We build an ETL pipeline using Apache Airflow, Snowflake, and AWS Services. Using Airflow, the pipeline fetches All articles about NBA news from the last month, sorted by recent; then, the data is saved on AWS S3 in a parquet format. We configured a storage integration that stores a generated identity and access management (IAM) entity for AWS, and an external table is created as an interface between Snowflake and S3.

1. Set up an EC2 instance(ubuntu image) and run airflow on it:

Create an EC2 instance

Create an IAM role to allow the EC2 to access S3 and attach the role to the EC2

Edit the inbound rules by allowing all traffic from anywhere

Ssh into the EC2, then run the different commands

 sudo apt update
 sudo apt install python3-pip
 sudo apt install sqlite3
 sudo apt-get install libpq-dev
 pip3 install --upgrade awscli

 pip3 install virtualenv
 sudo apt install python3-virtualenv
 virtualenv venv 
 source venv/bin/activate

 pip install "apache-airflow[postgres]==2.5.0" --constraint "https://github.com/gakas14/ETL-Pipeline-With-Apache-Airflow-Snowflake-and-AWS/blob/main/requirements.txt"
 pip install pandas apache-airflow-providers-snowflake==2.1.0 snowflake-connector-python==2.5.1 snowflake-sqlalchemy==1.2.5
 pip3  install pyarrow fastparquet

 airflow db init
 sudo apt-get install postgresql postgresql-contrib
 sudo -i -u postgres

 psql
 CREATE DATABASE airflow;
 CREATE USER airflow WITH PASSWORD 'airflow';
 GRANT ALL PRIVILEGES ON DATABASE airflow TO airflow;
 exit

 ls
 cd airflow
 sed -i 's#sqlite:////home/ubuntu/airflow/airflow.db#postgresql+psycopg2://airflow:airflow@localhost/airflow#g' airflow.cfg
 sed -i 's#SequentialExecutor#LocalExecutor#g' airflow.cfg

 airflow db init
 airflow users create -u airflow -f airflow -l airflow -r Admin -e airflow@gmail.com

 User id --airflow
 password--airflow!


 mkdir /home/ubuntu/dags
 cd airflow
 vi airflow.cfg

 change the below properties --
 dags_folder = /home/ubuntu/dags
 load_examples = False

 # Now, put airflow_script.py and sport_news.py files in the dags folder.
-- Copy command--
 scp -i /directory/to/abc.pem /your/local/file/to/copy user@ec2-xx-xx-xxx-xxx.compute-1.amazonaws.com:path/to/file

Run the airflow server.

 Execute the below code to start the server:
------------------------------------------------
airflow db init
airflow webserver & (to run airflow in the background)

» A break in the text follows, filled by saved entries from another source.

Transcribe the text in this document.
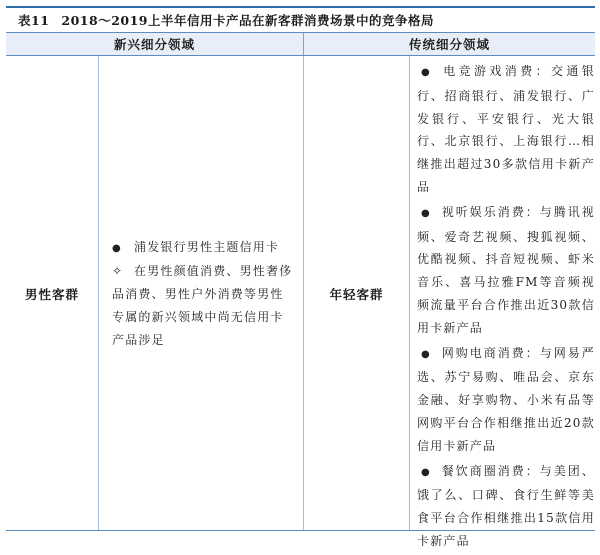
表11 2018～2019上半年信用卡产品在新客群消费场景中的竞争格局
新兴细分领域	传统细分领域
男性客群
● 浦发银行男性主题信用卡
✧ 在男性颜值消费、男性奢侈品消费、男性户外消费等男性专属的新兴领域中尚无信用卡产品涉足
年轻客群
● 电竞游戏消费：交通银行、招商银行、浦发银行、广发银行、平安银行、光大银行、北京银行、上海银行…相继推出超过30多款信用卡新产品
● 视听娱乐消费：与腾讯视频、爱奇艺视频、搜狐视频、优酷视频、抖音短视频、虾米音乐、喜马拉雅FM等音频视频流量平台合作推出近30款信用卡新产品
● 网购电商消费：与网易严选、苏宁易购、唯品会、京东金融、好享购物、小米有品等网购平台合作相继推出近20款信用卡新产品
● 餐饮商圈消费：与美团、饿了么、口碑、食行生鲜等美食平台合作相继推出15款信用卡新产品
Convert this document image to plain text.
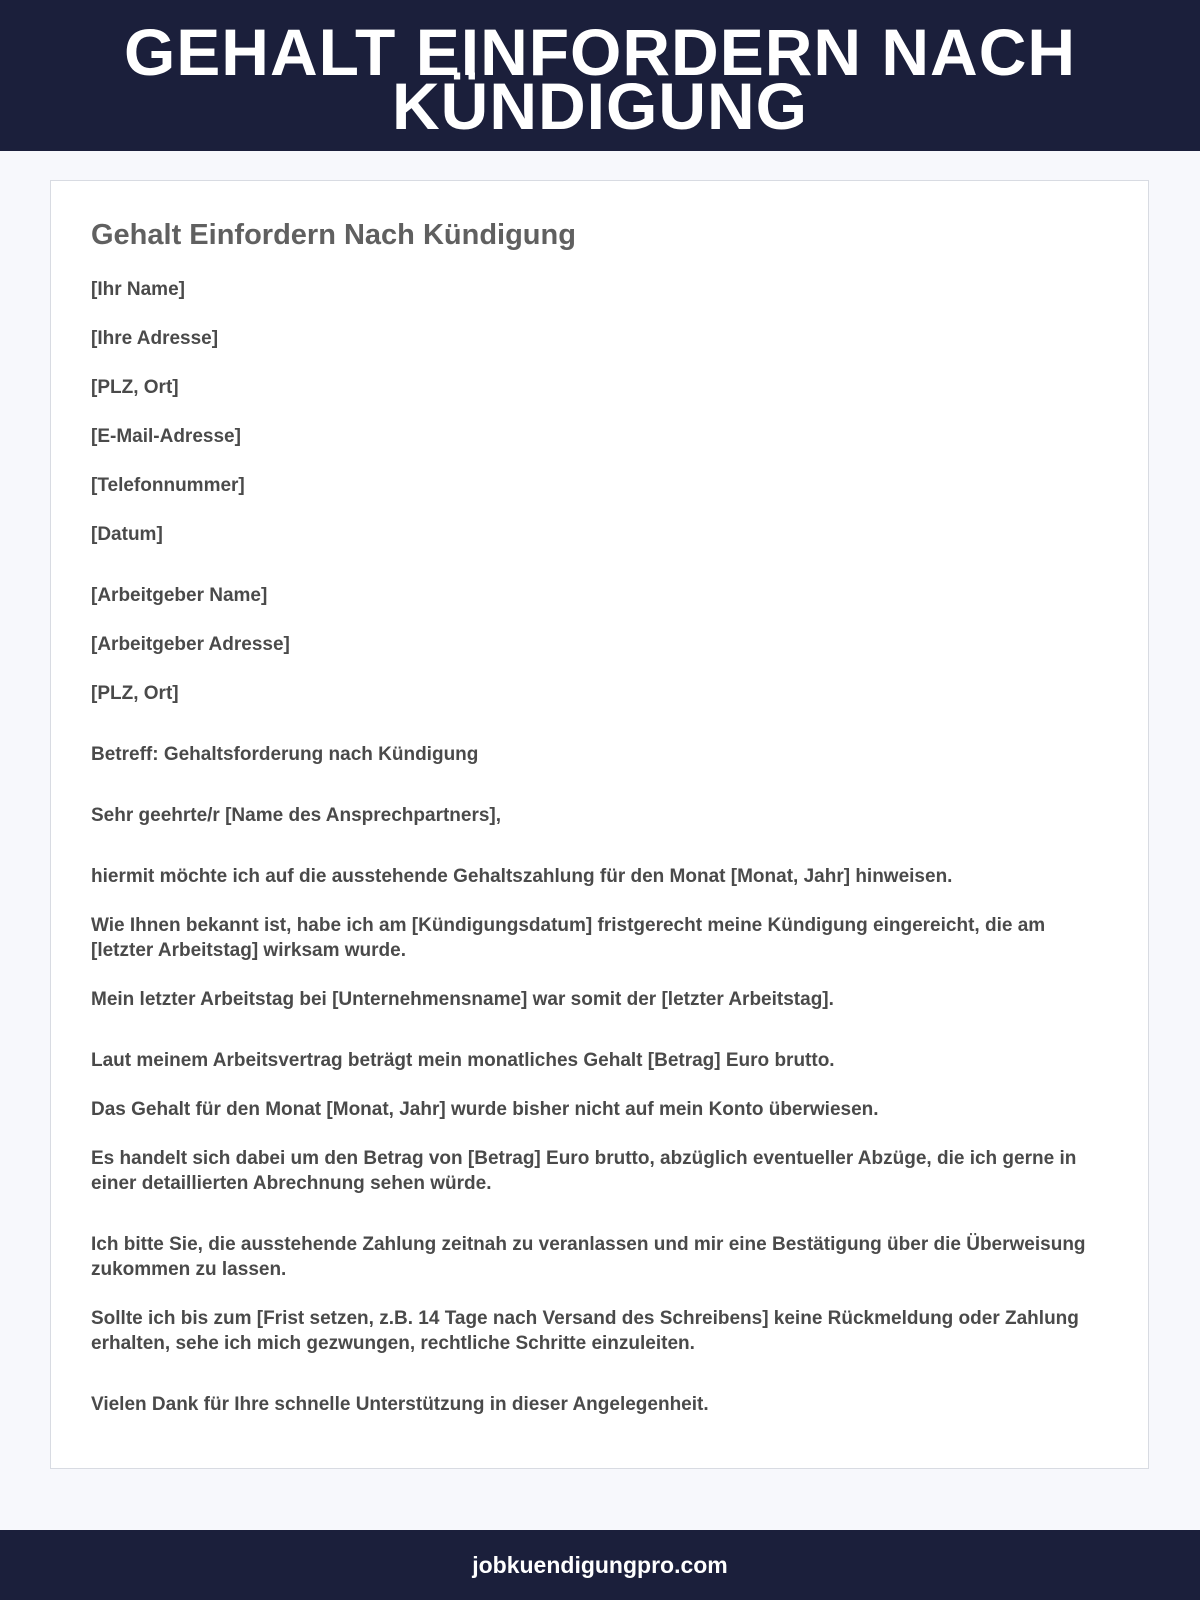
GEHALT EINFORDERN NACH KÜNDIGUNG
Gehalt Einfordern Nach Kündigung

[Ihr Name]

[Ihre Adresse]

[PLZ, Ort]

[E-Mail-Adresse]

[Telefonnummer]

[Datum]

[Arbeitgeber Name]

[Arbeitgeber Adresse]

[PLZ, Ort]

Betreff: Gehaltsforderung nach Kündigung

Sehr geehrte/r [Name des Ansprechpartners],

hiermit möchte ich auf die ausstehende Gehaltszahlung für den Monat [Monat, Jahr] hinweisen.

Wie Ihnen bekannt ist, habe ich am [Kündigungsdatum] fristgerecht meine Kündigung eingereicht, die am [letzter Arbeitstag] wirksam wurde.

Mein letzter Arbeitstag bei [Unternehmensname] war somit der [letzter Arbeitstag].

Laut meinem Arbeitsvertrag beträgt mein monatliches Gehalt [Betrag] Euro brutto.

Das Gehalt für den Monat [Monat, Jahr] wurde bisher nicht auf mein Konto überwiesen.

Es handelt sich dabei um den Betrag von [Betrag] Euro brutto, abzüglich eventueller Abzüge, die ich gerne in einer detaillierten Abrechnung sehen würde.

Ich bitte Sie, die ausstehende Zahlung zeitnah zu veranlassen und mir eine Bestätigung über die Überweisung zukommen zu lassen.

Sollte ich bis zum [Frist setzen, z.B. 14 Tage nach Versand des Schreibens] keine Rückmeldung oder Zahlung erhalten, sehe ich mich gezwungen, rechtliche Schritte einzuleiten.

Vielen Dank für Ihre schnelle Unterstützung in dieser Angelegenheit.

jobkuendigungpro.com
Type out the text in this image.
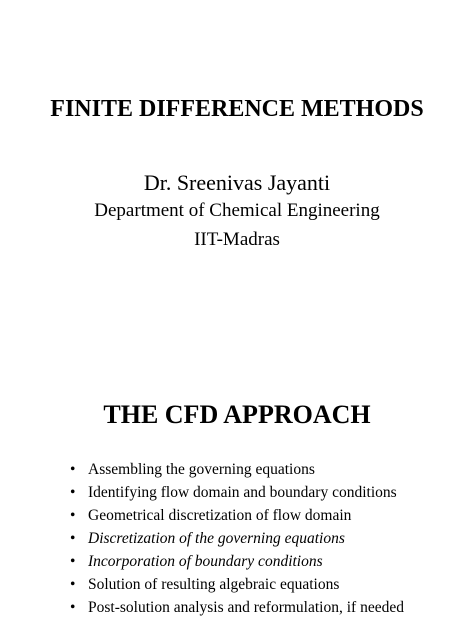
FINITE DIFFERENCE METHODS

Dr. Sreenivas Jayanti

Department of Chemical Engineering

IIT-Madras

THE CFD APPROACH
• Assembling the governing equations
• Identifying flow domain and boundary conditions
• Geometrical discretization of flow domain
• Discretization of the governing equations
• Incorporation of boundary conditions
• Solution of resulting algebraic equations
• Post-solution analysis and reformulation, if needed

Open a new terminal & execute the below commands:
----------------------------------------------------------------------------------------
source venv/bin/activate
airflow scheduler

2. Set the snowflake connection

use COMPUTE_WH;

-Create Database
create database if not exists News_db;

--use the database
use news_db;

CREATE OR REPLACE file format News_DB.Public.parquet_format
    type = parquet;

-- Create a storage integration object
create or replace storage integration s3_int
  TYPE = EXTERNAL_STAGE
  STORAGE_PROVIDER = S3
  ENABLED = TRUE 
  STORAGE_AWS_ROLE_ARN = 'arn:aws:iam::***********:role/Snowflake_role'
  STORAGE_ALLOWED_LOCATIONS = ('s3://"s3 bucket"/')
  --COMMENT = 'This an optional comment'

-- See storage integration properties to fetch external_id so we can update it in S3
DESC integration s3_int;

-- Create stage object with integration object & file format object
CREATE OR REPLACE stage News_DB.Public.my_s3_parquet_stage
    URL = 's3://"s3 bucket"/'
    STORAGE_INTEGRATION = s3_int
    FILE_FORMAT = News_DB.Public.parquet_format

    
--check the data present in S3
list @News_DB.PUBLIC.my_s3_parquet_stage;

3. Create an airflow connection.

Run the airflow dags.